Pratiquer les techniques de relaxation
Elles peuvent être diverses : respiration contrôlée, yoga,
méditation, autohypnose… Ces techniques visent à soulager les
angoisses et les maladies psychosomatiques. On peut, par
exemple, prendre l’habitude de faire un exercice de respiration
abdominale pendant 5 à 10 minutes tous les jours.
A un niveau plus avancé, des cours de méditation ou de
sophrologie peuvent aider à extérioriser les tensions nerveuses.
Plus simple mais très efficace chez certaines personnes,
écouter quinze minutes d’une musique relaxante lors de la
coupure de midi ou en rentrant chez soi après sa journée de
travail.

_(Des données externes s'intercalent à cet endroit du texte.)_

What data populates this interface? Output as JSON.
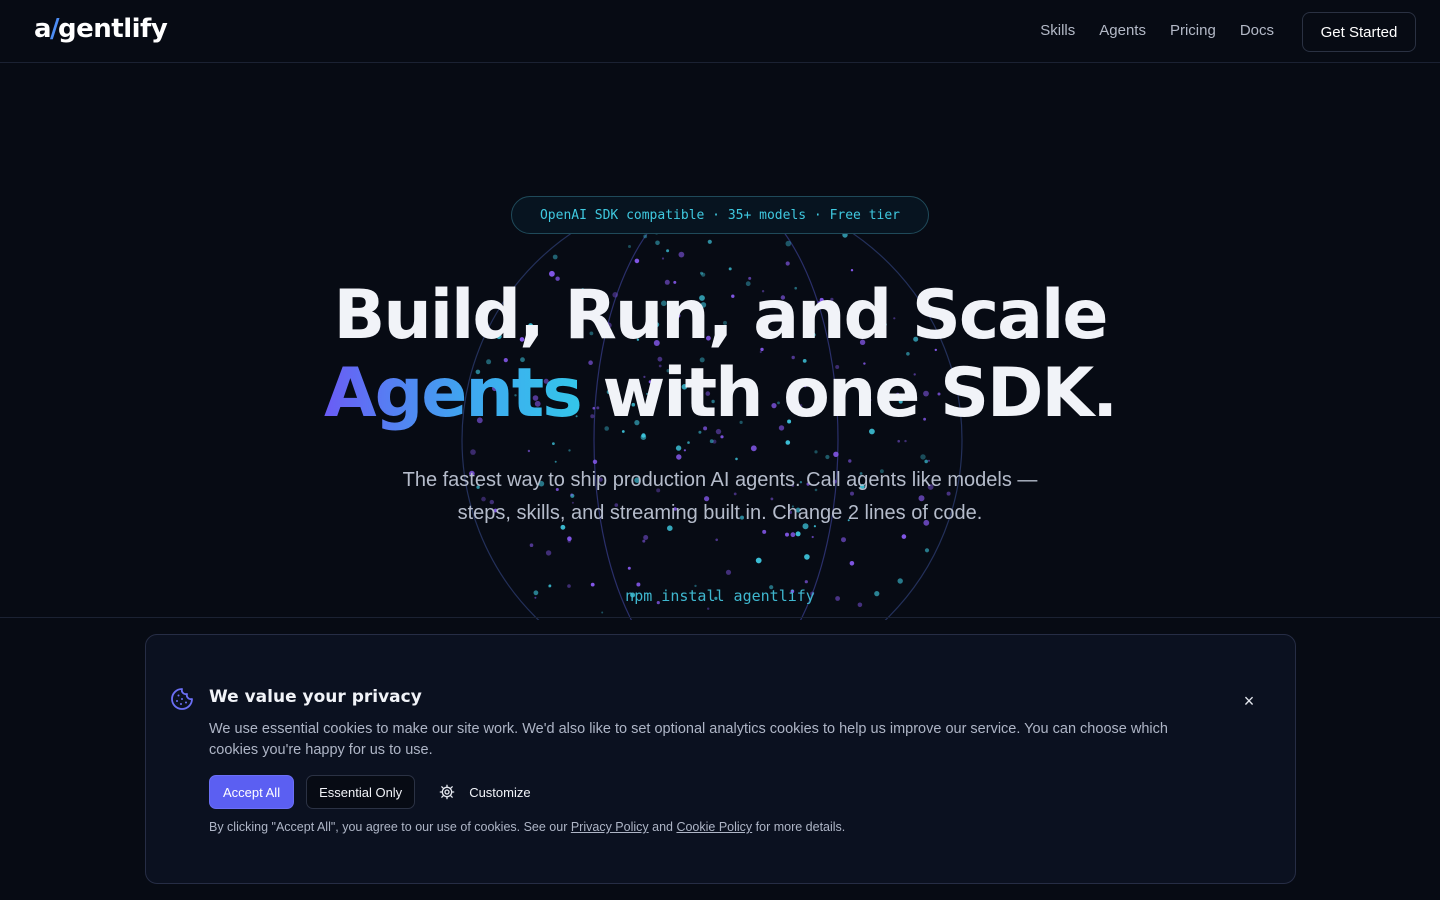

Il suffit alors de s’asseoir et ne rien faire d’autre
qu’apprécier le morceau de musique.
Adopter une bonne hygiène de vie
Au jour le jour, on peut se prémunir contre le stress en
adoptant une bonne hygiène de vie : faire du sport, bien manger,
dormir suffisamment…
De bonnes habitudes, qui, sur le long terme, renforceront
vos défenses face au stress. Il est évidemment déconseillé de
fumer ou de boire excessivement. Enfin, et c’est peut-être le plus
important, il est essentiel de cultiver les émotions positives en
vivant de bons moments, en riant et en s’entourant socialement.
Avoir des activités extérieures permet de partager son
investissement émotionnel et donc de contrebalancer l’importance
des événements générateurs de stress.